Vous pouvez vous adresser au Défenseur des droits. Ce dernier peut en effet vous conseiller sur les démarches, et qui saisir à quel moment.

L’alerte doit être prouvée, au moyen d’écrits, de courriels, d’entretiens (de toute nature) ou de témoins. Par ailleurs, le lanceur d’alerte, afin d’être dûment protégé par la loi, doit présenter une chronologie claire et précise : antériorité de l’alerte sur les représailles, dont un éventuel licenciement.

Que prévoit la loi pour protéger les lanceurs d’alerte ?

Les lanceurs d’alerte sont protégés de plusieurs manières :

  • Ils ne peuvent pas subir de représailles professionnelles, ni personnelles. Si le lanceur d’alerte perd son travail, il est prévu qu’il soit réintégré dans le marché de l’emploi (pour l’agent public, civil, militaire, ou le salarié)
  • Ils tombent dans le régime d’irresponsabilité pénale, dans le cas où le signalement a entraîné la violation d’un secret protégé.
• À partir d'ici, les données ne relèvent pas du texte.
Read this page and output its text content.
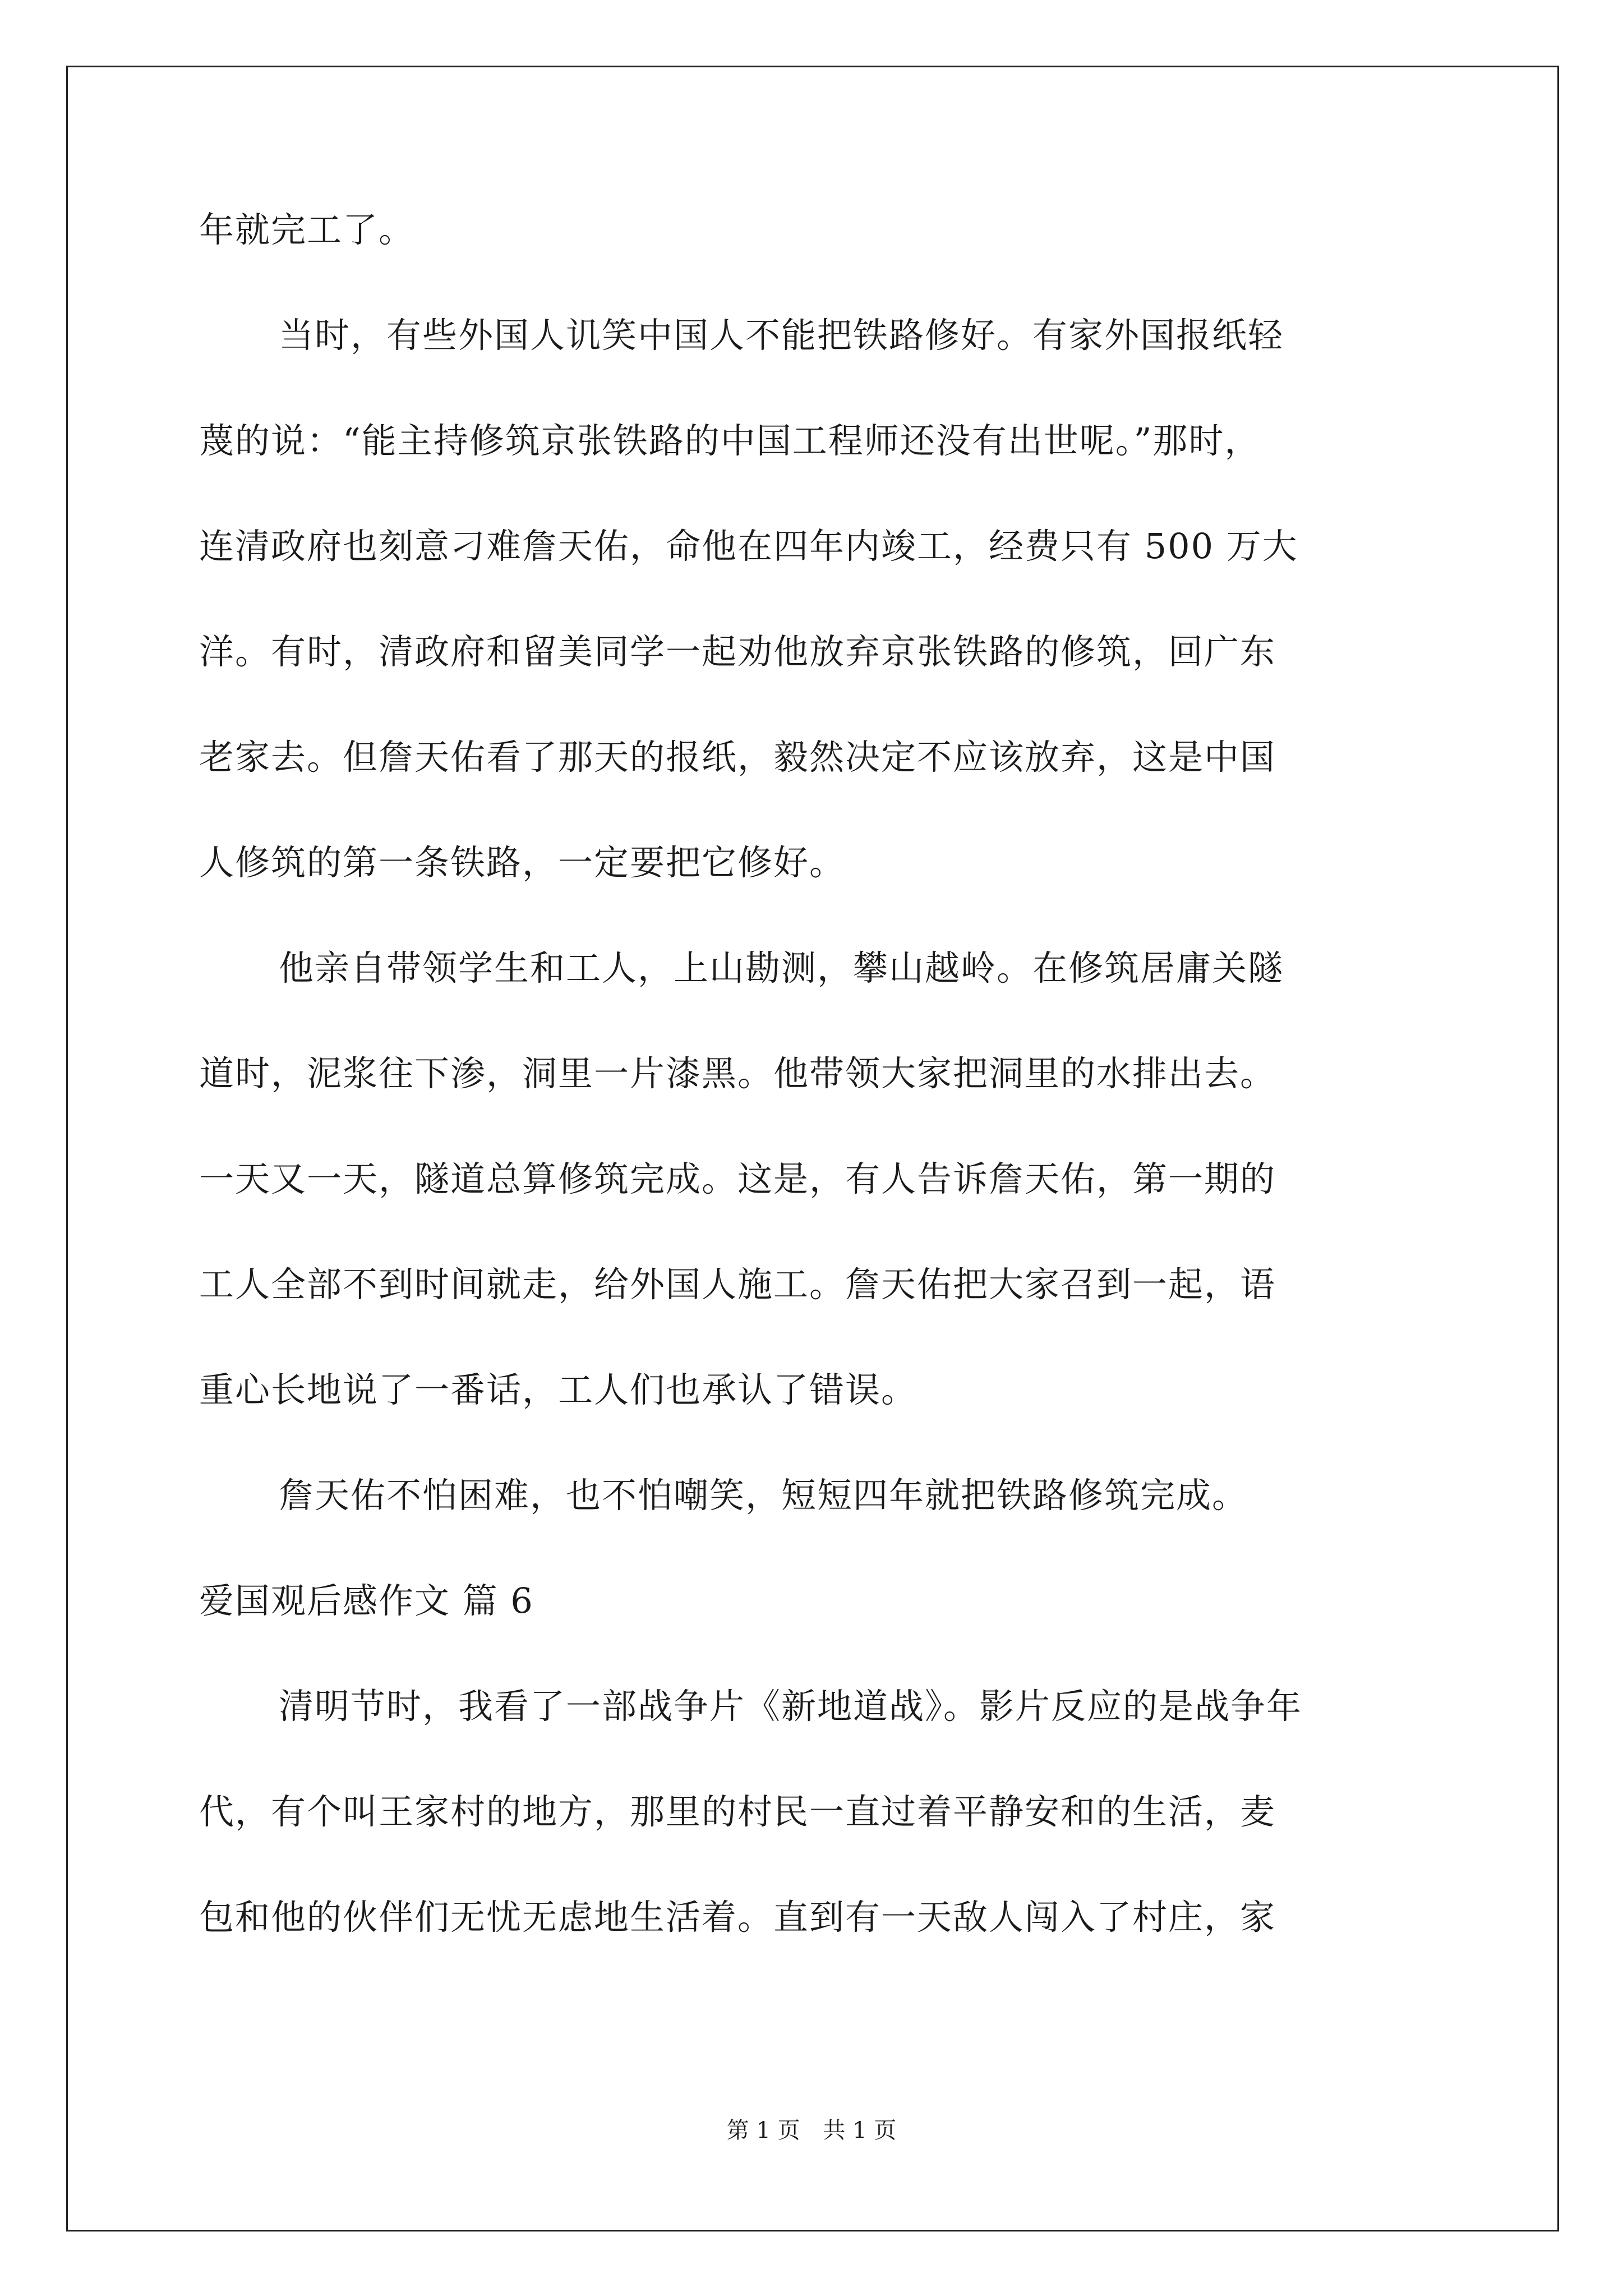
年就完工了。
当时，有些外国人讥笑中国人不能把铁路修好。有家外国报纸轻
蔑的说：“能主持修筑京张铁路的中国工程师还没有出世呢。”那时，
连清政府也刻意刁难詹天佑，命他在四年内竣工，经费只有 500 万大
洋。有时，清政府和留美同学一起劝他放弃京张铁路的修筑，回广东
老家去。但詹天佑看了那天的报纸，毅然决定不应该放弃，这是中国
人修筑的第一条铁路，一定要把它修好。
他亲自带领学生和工人，上山勘测，攀山越岭。在修筑居庸关隧
道时，泥浆往下渗，洞里一片漆黑。他带领大家把洞里的水排出去。
一天又一天，隧道总算修筑完成。这是，有人告诉詹天佑，第一期的
工人全部不到时间就走，给外国人施工。詹天佑把大家召到一起，语
重心长地说了一番话，工人们也承认了错误。
詹天佑不怕困难，也不怕嘲笑，短短四年就把铁路修筑完成。
爱国观后感作文 篇 6
清明节时，我看了一部战争片《新地道战》。影片反应的是战争年
代，有个叫王家村的地方，那里的村民一直过着平静安和的生活，麦
包和他的伙伴们无忧无虑地生活着。直到有一天敌人闯入了村庄，家
第 1 页 共 1 页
C’est l’article 122-9 du Code pénal qui protège ainsi les lanceurs d’alerte.
  • Leur identité est gardée confidentielle, à deux exceptions. Le lanceur d’alerte donne son consentement clair à ce que son identité soit divulguée, ou l’autorité judiciaire réclame l’identité. Si quelqu’un diffuse des éléments permettant d’identifier le lanceur d’alerte de quelque manière que ce soit, il s’expose à 30 000€ d’amende et deux ans d’emprisonnement.
  • La loi punit ceux qui commettent un délit d’entrave à l’alerte d’un an d’emprisonnement et de 15 000€ d’amende.
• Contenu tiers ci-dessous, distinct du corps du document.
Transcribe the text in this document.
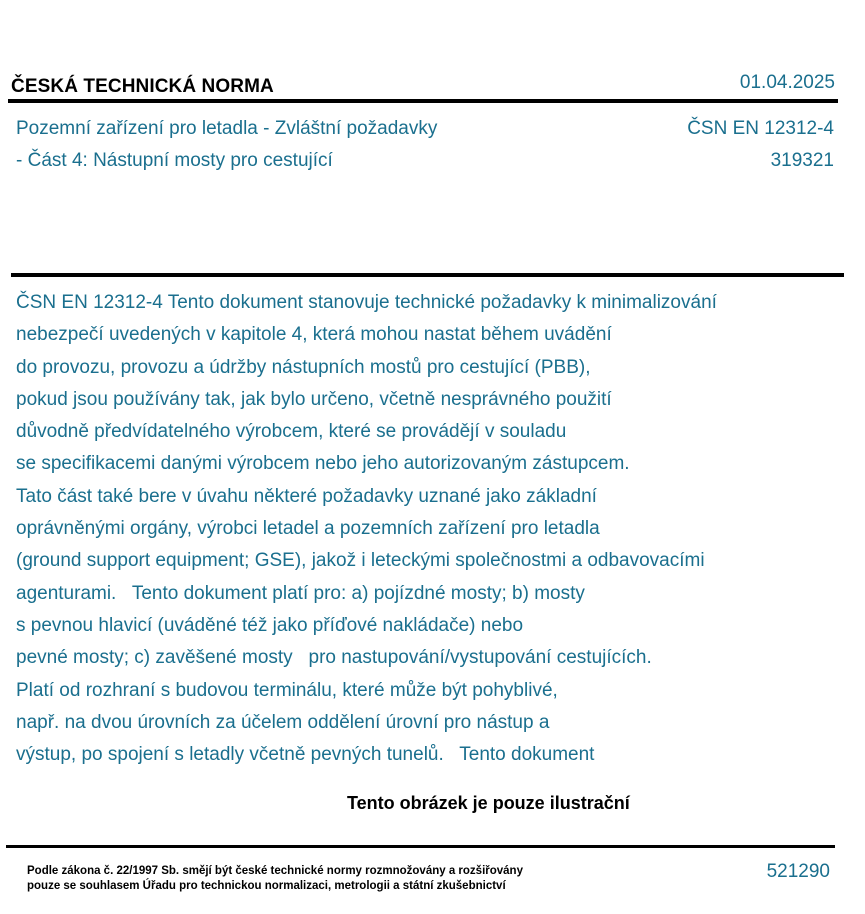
ČESKÁ TECHNICKÁ NORMA	01.04.2025
Pozemní zařízení pro letadla - Zvláštní požadavky
- Část 4: Nástupní mosty pro cestující
ČSN EN 12312-4
319321
ČSN EN 12312-4 Tento dokument stanovuje technické požadavky k minimalizování
nebezpečí uvedených v kapitole 4, která mohou nastat během uvádění
do provozu, provozu a údržby nástupních mostů pro cestující (PBB),
pokud jsou používány tak, jak bylo určeno, včetně nesprávného použití
důvodně předvídatelného výrobcem, které se provádějí v souladu
se specifikacemi danými výrobcem nebo jeho autorizovaným zástupcem.
Tato část také bere v úvahu některé požadavky uznané jako základní
oprávněnými orgány, výrobci letadel a pozemních zařízení pro letadla
(ground support equipment; GSE), jakož i leteckými společnostmi a odbavovacími
agenturami.   Tento dokument platí pro: a) pojízdné mosty; b) mosty
s pevnou hlavicí (uváděné též jako příďové nakládače) nebo
pevné mosty; c) zavěšené mosty   pro nastupování/vystupování cestujících.
Platí od rozhraní s budovou terminálu, které může být pohyblivé,
např. na dvou úrovních za účelem oddělení úrovní pro nástup a
výstup, po spojení s letadly včetně pevných tunelů.   Tento dokument
Tento obrázek je pouze ilustrační
Podle zákona č. 22/1997 Sb. smějí být české technické normy rozmnožovány a rozšiřovány
pouze se souhlasem Úřadu pro technickou normalizaci, metrologii a státní zkušebnictví
521290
Quelques lanceurs d’alerte connus

  • Edward Snowden. Ancien employé de la CIA et consultant de la NSA, il a révélé au monde entier des informations sur le programme de surveillance de masse mis en place par les Américains.
  • Erin Brockovich. L’américaine a dévoilé l’affaire du chrome dans l’eau potable en Californie.
  • Irène Frachon. Médecin au CHU de Brest, elle est à l’origine des révélations sur le Mediator.
  • Hervé Falciani. Informaticien travaillant pour HSBC à Genève, il a remis une liste de comptes bancaires non déclarés à l’administration fiscale française.
  • Le site Wikileaks fondé par Julian Assange diffuse des informations qui lui sont confiés par des lanceurs d’alerte anonymes.